Once accepted, the candidate presents the thesis orally. This oral exam is open to the public.
Capital, Carcerality, Borders: Documentary Spatiality examines the political potential of representations of space, place and landscape in experimental documentary film. The driving question for this project is: how do nonfiction engagements with spatiality serve to expose various forms of political and economic violence? More specifically, this thesis traces a connection between a geographically disparate set of experimental nonfiction works that have a shared concern with visualising the spatial machinations of contemporary power relations. This thesis argues that over the past two decades we have seen an increasing number of experimental nonfiction works that are structured around political interrogations of the spatial. It is the contention of this thesis that the adoption of such a critical spatial perspective within contemporary documentary practice still needs to be effectively surveyed and theorised, and it is this crucial work that Documentary Spatiality aims to undertake.

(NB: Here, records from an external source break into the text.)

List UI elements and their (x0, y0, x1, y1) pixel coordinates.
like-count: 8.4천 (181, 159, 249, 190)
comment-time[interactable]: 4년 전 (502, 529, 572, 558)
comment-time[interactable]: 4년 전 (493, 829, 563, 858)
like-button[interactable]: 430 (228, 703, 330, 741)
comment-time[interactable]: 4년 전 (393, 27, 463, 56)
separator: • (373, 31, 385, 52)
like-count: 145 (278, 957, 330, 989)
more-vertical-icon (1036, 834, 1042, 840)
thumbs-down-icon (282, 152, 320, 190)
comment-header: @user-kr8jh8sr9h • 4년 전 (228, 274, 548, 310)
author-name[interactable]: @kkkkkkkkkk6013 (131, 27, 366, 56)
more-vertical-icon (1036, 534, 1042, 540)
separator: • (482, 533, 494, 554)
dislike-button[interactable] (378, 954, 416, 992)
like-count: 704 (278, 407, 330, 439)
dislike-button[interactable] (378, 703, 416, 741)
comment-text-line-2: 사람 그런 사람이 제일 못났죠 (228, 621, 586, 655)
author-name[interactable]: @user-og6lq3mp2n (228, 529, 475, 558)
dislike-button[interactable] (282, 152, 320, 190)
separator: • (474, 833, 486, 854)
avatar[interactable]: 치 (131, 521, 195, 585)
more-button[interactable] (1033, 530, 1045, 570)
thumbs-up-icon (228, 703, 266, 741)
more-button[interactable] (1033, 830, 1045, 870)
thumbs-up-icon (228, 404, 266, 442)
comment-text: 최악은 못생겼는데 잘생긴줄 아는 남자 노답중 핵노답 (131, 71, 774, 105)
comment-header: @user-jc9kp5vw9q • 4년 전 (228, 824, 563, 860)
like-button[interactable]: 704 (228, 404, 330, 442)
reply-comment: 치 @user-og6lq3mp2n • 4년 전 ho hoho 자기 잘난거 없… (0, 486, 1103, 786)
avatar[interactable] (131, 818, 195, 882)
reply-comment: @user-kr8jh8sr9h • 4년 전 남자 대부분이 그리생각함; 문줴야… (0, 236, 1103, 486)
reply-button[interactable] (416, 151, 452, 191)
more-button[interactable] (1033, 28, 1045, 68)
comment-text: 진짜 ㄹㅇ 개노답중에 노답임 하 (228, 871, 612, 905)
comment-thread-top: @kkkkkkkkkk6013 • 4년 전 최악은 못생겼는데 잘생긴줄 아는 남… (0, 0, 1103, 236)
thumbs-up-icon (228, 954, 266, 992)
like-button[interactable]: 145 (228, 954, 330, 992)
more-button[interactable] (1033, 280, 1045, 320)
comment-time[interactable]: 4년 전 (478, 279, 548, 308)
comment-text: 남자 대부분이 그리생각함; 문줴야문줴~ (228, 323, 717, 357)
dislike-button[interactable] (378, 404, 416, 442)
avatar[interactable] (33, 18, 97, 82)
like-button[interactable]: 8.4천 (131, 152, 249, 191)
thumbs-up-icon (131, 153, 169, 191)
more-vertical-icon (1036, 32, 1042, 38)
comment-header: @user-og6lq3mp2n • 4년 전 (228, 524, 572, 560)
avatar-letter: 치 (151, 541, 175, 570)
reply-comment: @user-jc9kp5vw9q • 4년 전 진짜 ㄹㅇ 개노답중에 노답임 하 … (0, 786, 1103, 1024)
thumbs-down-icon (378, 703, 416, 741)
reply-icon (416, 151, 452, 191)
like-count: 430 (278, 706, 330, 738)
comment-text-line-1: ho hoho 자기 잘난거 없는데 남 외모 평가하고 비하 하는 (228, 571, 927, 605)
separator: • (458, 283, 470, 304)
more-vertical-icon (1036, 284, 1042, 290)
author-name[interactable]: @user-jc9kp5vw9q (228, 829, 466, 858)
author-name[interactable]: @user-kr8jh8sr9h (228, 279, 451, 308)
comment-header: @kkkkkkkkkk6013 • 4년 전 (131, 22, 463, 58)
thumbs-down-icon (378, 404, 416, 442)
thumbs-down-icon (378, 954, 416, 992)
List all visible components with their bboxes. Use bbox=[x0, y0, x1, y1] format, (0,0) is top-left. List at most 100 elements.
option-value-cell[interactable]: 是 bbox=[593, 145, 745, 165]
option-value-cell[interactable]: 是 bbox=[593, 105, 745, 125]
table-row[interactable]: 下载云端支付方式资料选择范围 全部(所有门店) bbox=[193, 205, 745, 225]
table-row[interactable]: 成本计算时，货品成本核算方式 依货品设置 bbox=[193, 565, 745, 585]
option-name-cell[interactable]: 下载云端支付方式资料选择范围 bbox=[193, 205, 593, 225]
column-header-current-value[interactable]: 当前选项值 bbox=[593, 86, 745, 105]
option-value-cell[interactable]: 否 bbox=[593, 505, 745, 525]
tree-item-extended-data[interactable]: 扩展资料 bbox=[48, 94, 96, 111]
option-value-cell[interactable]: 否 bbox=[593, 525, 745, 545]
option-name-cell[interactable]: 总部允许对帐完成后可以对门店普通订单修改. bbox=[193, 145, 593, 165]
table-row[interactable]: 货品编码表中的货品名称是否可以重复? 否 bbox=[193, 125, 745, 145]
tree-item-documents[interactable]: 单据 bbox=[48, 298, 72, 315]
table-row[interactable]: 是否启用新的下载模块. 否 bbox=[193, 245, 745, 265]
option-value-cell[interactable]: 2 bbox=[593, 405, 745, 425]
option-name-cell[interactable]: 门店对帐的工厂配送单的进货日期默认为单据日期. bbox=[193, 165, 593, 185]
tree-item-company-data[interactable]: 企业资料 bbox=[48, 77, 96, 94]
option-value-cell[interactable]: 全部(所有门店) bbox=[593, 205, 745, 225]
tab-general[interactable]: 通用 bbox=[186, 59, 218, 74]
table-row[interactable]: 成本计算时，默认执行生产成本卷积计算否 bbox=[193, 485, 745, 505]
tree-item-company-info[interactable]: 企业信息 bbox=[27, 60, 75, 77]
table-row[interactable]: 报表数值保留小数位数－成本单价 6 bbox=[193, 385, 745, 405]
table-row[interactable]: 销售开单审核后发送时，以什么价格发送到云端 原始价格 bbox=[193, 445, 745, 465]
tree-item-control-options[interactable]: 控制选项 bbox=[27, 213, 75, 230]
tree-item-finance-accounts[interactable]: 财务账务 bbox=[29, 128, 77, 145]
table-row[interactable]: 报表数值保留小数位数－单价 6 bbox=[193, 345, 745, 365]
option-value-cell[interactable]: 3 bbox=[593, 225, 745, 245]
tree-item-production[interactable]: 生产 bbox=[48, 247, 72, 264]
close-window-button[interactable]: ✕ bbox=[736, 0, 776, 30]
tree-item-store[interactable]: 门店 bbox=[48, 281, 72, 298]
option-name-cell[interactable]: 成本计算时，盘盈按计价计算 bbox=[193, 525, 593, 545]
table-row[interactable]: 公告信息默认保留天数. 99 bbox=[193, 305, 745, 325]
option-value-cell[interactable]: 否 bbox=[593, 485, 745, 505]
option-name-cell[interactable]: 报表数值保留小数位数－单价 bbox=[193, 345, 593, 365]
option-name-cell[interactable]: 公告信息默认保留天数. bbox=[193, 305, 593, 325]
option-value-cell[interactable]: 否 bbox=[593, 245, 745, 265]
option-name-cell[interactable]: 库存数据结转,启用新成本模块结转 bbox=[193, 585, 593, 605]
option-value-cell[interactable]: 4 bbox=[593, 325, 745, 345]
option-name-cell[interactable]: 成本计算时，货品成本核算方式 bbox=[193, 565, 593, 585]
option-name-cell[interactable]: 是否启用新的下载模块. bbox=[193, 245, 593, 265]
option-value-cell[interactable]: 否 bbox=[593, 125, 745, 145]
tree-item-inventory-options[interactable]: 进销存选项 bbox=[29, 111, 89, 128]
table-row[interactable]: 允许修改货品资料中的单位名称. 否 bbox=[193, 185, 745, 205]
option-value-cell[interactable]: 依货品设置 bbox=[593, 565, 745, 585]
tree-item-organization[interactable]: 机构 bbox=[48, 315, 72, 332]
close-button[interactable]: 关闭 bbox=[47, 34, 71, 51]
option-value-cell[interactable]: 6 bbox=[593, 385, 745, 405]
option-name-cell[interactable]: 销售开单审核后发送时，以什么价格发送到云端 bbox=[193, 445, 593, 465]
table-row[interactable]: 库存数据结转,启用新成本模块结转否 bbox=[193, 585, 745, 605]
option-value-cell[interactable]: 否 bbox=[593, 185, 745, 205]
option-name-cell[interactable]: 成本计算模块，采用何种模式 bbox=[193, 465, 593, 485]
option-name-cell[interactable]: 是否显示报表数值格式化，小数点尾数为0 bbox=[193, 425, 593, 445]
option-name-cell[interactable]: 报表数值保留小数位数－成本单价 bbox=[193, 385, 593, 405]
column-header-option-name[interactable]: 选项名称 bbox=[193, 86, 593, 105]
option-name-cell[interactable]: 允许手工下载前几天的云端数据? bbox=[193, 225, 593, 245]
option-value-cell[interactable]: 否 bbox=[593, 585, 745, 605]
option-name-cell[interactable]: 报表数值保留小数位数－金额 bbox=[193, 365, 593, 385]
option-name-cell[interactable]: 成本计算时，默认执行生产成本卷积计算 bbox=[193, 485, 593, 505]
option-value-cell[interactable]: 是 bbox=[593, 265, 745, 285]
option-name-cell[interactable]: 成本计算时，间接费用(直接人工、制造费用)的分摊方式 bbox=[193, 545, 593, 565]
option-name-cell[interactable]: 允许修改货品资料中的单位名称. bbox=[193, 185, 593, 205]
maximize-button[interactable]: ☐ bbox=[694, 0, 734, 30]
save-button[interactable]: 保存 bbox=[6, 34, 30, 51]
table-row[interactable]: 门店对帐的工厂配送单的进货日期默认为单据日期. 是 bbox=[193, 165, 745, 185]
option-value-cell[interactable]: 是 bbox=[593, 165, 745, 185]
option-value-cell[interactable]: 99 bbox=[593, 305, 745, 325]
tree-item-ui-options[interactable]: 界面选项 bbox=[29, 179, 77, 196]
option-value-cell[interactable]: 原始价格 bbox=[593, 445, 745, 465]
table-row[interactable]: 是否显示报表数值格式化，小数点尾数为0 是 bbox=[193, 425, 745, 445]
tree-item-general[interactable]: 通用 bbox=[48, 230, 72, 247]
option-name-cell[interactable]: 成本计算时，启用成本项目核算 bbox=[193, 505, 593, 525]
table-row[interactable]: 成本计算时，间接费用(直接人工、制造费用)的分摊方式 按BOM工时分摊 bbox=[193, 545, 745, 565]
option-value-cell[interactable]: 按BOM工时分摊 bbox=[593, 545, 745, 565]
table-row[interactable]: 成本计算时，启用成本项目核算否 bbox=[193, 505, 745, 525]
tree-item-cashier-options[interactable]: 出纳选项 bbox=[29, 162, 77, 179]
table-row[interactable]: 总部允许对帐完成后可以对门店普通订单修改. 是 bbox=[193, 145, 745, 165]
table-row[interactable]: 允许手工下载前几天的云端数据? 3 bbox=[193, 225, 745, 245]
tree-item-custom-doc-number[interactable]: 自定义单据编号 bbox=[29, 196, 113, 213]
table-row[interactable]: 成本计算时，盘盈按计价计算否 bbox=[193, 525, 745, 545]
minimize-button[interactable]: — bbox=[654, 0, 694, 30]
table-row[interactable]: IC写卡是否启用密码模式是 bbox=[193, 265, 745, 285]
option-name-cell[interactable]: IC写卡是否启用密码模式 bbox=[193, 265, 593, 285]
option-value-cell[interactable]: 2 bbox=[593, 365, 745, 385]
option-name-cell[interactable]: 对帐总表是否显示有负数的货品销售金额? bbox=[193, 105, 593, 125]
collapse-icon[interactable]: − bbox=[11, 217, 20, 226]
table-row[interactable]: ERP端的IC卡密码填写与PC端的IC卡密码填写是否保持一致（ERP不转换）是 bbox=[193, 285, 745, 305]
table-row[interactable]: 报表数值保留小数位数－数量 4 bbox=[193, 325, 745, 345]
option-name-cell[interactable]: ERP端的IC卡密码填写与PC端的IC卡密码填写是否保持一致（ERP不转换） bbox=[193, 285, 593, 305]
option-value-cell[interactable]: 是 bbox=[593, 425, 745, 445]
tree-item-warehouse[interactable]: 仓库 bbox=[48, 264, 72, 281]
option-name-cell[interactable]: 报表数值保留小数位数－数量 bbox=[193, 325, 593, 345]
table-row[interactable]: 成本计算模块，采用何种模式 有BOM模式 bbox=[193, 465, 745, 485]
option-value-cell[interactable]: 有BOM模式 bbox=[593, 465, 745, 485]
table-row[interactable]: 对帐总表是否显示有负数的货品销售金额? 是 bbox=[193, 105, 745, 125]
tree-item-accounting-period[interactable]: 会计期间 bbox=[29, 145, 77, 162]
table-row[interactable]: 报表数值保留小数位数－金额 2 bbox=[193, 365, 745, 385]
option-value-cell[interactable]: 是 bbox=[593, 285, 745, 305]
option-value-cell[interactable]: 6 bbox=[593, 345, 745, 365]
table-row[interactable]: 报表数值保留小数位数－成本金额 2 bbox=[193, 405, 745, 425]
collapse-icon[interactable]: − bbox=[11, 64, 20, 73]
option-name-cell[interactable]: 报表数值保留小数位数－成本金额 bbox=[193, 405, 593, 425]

The thesis has three main chapters, each with a different spatial and political focus. “Visualising Late Capitalism’s Landscapes” examines works that aimed to confront the various impacts of late-capitalist economic exploitation, including the exploitative practices of natural resource extraction and transport logistics. “Carceral Geographies: Spaces of Exception and Internment” focuses on works that explore the impacts of the prison industrial complex on material, economic and social space. “Border Regimes: Labour, Ports and the Sea” focuses on works that examine the contemporary reconstitution of borders as heterogeneous, shifting and proliferating regimes of spatial control. By forging connections between these works, the thesis not only highlights the presence of such a spatio-political tendency, but also examines the future aesthetic and political potentialities for such a critical visual praxis. It is the contention of this thesis that moving image practices must become radical tools to fight against the spatial machinations of contemporary power relations. This thesis is a crucial intervention into documentary, new media and spatial studies scholarship. By bringing these spatio-political works together, the thesis argues for the establishment of a whole new genre of political nonfiction media practice. Moreover, by mapping out the presence of a spatio-political tendency in experimental nonfiction practice, this thesis highlights the importance of continuing its development by finding new and radical forms of praxis.